Shahar Illan has an article in today's Ha'aretz debunking the Pulsa Dinura ('kabbalistic' death curse) ceremony. It seems that the 'ancient' ritual was made up 50 years ago by a leader of the haredim:
It should be recalled that the Haredi newspaper "Mishpacha" (Family) published three months ago the results of a study that found that there was no kabbalistic basis for the pulsa denura ceremony. It is a ceremony that was invented in the early years of Israel's statehood by one of the then-leaders of the Haredi public, who made an especially dramatic adaptation of the good old excommunication ceremony. Excommunication isn't such a scary matter, but pulsa denura sounds at least as mysterious as a voodoo rite. And all the rest is folklore.

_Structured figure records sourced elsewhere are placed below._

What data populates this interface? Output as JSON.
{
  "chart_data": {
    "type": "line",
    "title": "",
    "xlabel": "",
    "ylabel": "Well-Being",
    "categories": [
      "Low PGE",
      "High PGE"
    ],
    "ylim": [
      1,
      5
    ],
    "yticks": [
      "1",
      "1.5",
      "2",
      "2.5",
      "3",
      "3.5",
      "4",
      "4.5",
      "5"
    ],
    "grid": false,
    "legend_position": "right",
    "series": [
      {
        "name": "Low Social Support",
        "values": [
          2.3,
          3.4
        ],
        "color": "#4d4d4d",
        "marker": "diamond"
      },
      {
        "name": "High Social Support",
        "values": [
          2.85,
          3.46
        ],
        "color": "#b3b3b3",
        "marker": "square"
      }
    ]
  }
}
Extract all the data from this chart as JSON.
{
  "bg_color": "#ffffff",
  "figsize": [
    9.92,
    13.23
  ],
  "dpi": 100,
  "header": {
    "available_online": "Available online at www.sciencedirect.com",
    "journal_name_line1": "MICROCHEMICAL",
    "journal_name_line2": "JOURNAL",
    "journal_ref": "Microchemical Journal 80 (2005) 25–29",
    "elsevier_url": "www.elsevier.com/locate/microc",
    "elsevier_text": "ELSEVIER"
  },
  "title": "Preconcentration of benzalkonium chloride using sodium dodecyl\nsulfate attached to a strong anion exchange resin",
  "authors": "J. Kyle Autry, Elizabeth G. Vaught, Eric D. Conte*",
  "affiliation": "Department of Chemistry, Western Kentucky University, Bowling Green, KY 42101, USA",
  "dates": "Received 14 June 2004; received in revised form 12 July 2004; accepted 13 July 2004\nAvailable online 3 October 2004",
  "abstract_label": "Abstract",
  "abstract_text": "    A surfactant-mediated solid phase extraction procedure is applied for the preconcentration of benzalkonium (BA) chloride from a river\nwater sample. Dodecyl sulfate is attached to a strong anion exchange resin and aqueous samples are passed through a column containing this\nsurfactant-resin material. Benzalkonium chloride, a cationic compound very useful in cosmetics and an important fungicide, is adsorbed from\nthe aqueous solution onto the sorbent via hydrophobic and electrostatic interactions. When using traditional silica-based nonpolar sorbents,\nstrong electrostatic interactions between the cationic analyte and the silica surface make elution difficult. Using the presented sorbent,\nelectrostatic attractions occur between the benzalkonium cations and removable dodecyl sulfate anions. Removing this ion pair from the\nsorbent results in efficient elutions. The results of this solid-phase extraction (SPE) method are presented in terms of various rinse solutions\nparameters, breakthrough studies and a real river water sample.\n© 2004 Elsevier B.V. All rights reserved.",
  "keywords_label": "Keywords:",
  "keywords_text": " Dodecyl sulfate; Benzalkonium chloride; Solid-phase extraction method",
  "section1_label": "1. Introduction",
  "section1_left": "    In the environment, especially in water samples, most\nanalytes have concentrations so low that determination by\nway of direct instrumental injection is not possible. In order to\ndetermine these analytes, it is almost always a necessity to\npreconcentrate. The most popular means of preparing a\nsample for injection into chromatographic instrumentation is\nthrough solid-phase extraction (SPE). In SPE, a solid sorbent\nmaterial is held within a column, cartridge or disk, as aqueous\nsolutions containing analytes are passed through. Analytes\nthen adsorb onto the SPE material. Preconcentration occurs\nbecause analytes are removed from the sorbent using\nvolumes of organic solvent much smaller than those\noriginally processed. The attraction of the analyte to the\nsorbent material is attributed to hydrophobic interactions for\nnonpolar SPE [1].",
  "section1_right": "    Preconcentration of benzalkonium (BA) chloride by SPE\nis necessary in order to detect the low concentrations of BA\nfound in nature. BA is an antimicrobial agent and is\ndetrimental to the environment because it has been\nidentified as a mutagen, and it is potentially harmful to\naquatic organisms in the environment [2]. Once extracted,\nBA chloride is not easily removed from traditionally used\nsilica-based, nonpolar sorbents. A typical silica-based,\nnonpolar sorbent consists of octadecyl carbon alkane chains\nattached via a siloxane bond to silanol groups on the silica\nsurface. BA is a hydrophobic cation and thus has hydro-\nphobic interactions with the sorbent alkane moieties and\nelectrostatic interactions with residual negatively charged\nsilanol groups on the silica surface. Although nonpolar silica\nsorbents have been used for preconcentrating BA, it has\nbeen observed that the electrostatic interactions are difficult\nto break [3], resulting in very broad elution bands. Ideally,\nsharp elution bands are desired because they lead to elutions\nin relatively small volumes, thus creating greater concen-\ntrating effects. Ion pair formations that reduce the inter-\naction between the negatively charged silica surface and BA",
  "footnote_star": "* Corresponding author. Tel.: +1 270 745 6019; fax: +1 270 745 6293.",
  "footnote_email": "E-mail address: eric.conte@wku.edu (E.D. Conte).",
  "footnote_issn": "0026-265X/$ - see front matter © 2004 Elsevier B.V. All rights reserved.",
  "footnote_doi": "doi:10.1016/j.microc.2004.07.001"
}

Who was that haredi leader? Rabbi Amram Blau, the leader of the vehemently anti-Zionist fringe group Neturei Karta.
So, the "Pulsa Dinura" ceremony is really a version of a 15th century excommunication rite:
And an article by Dov Schwartz and Moshe Blau, on the origins of the Pulsa deNura ceremony. As my friend Blau explained it to me, the content of the ceremony is the excommunication formula which was published in the Sefer Kolbo (though not in Orhot Hayim. I told him to check the manuscripts of OH, which contain an entire section that was not published). The scary name and mystical trappings were added by his great-uncle, Amram Blau, as a tool in his various political struggles.
(To answer a question posed by Miriam Shaviv, excommunication must take place during the day, preferably at noon, just like any other Beit Din / court procedure.)